With 2,000 to 3,000 patients killed by necrotizing fasciitis each year, early diagnosis of the flesh-eating bacteria is of the utmost importance. That's what Russell Russo, an orthopedic surgeon at LSU Health Sciences Center New Orleans, and his team are stressing in the September 2012 issue of Orthopedics Today.
While the flesh-eating bacteria is relatively rare in comparison to the incidence rates of other diseases and disorders, the ratio of deaths -- at best, 2,000 out of the 10,000 to 15,000 cases diagnosed each year -- is high enough to warrant the call for earlier diagnosis.
"The infection can rapidly spread at a rate of one centimeter per hour," Russo told Orthopedics Today. "People who have their surgery and debridement within 10 to 24 hours once they hit the door, do much better than the patients for whom the diagnosis is not made for days."
Russo recommends that doctors maintain a high suspicion of the flesh-eating bacteria when treating patients with symptoms that fall in line with the infection. A physical examination is also necessary, since imaging scans such as X-rays may not detect the infection and can be quite time-consuming.
"Nowadays, people tend to rely on X-rays, CT scans and labs," Amr Abdelgawad, an orthopedist at Texas Tech University Sciences Center in El Paso, said. "We are getting farther away from going to see patients and putting hands on them — the human touch, the human effect. With [recognizing] necrotizing fasciitis, it is all physical examination."
Though the bacteria often enters the body through a cut or wound like in the case of 24-year-old graduate student Aimee Copeland, Russo said 45 percent of patients do not recall apparent injuries, making early diagnosis even more difficult.

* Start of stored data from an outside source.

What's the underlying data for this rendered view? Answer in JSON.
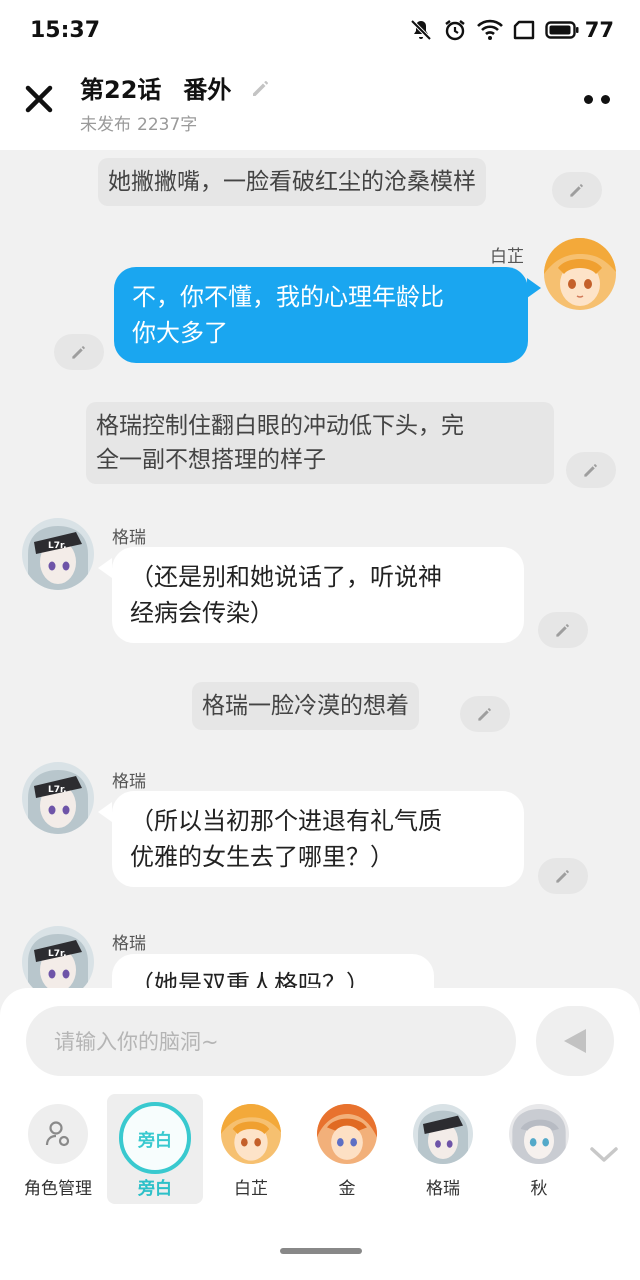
{
  "status_bar": {
    "time": "15:37",
    "battery": "77",
    "icons": [
      "mute-icon",
      "alarm-icon",
      "wifi-icon",
      "sim-icon",
      "battery-icon"
    ]
  },
  "header": {
    "chapter": "第22话",
    "chapter_sub": "番外",
    "status": "未发布",
    "word_count": "2237字"
  },
  "messages": [
    {
      "type": "narration",
      "text": "她撇撇嘴，一脸看破红尘的沧桑模样"
    },
    {
      "type": "bubble",
      "side": "right",
      "speaker": "白芷",
      "lines": [
        "不，你不懂，我的心理年龄比",
        "你大多了"
      ]
    },
    {
      "type": "narration",
      "lines": [
        "格瑞控制住翻白眼的冲动低下头，完",
        "全一副不想搭理的样子"
      ]
    },
    {
      "type": "bubble",
      "side": "left",
      "speaker": "格瑞",
      "lines": [
        "（还是别和她说话了，听说神",
        "经病会传染）"
      ]
    },
    {
      "type": "narration",
      "text": "格瑞一脸冷漠的想着"
    },
    {
      "type": "bubble",
      "side": "left",
      "speaker": "格瑞",
      "lines": [
        "（所以当初那个进退有礼气质",
        "优雅的女生去了哪里？）"
      ]
    },
    {
      "type": "bubble",
      "side": "left",
      "speaker": "格瑞",
      "lines": [
        "（她是双重人格吗？）"
      ]
    }
  ],
  "input": {
    "placeholder": "请输入你的脑洞~"
  },
  "roles": [
    {
      "label": "角色管理",
      "icon": "role-manage-icon"
    },
    {
      "label": "旁白",
      "circle_text": "旁白",
      "active": true
    },
    {
      "label": "白芷"
    },
    {
      "label": "金"
    },
    {
      "label": "格瑞"
    },
    {
      "label": "秋"
    }
  ],
  "colors": {
    "accent_blue": "#1aa6f0",
    "accent_teal": "#39c9cf",
    "background": "#f1f1f1"
  }
}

"I have seen it in people with closed fractures or in patients with just hematomas under the skin who never had a penetrating injury, but then developed an infection that progressed to necrotizing fasciitis,” Abdelgawad said, adding that football players hit on the field have contracted the flesh-eating infection.
In 2006, 21-year-old University of Tulsa football player Devin Adair died after spending a week in the hospital. Though he had no open wounds, his autopsy later revealed that necrotizing fasciitis was the cause of death.
Since misdiagnosis or failing to diagnose the flesh-eating bacteria usually results in amputation or death, any and all symptoms that signal necrotizing fasciitis, including fever, nausea and skin discoloration, should be addressed immediately.
"If you have a red, warm arm, address it, and do not wait," Russo said.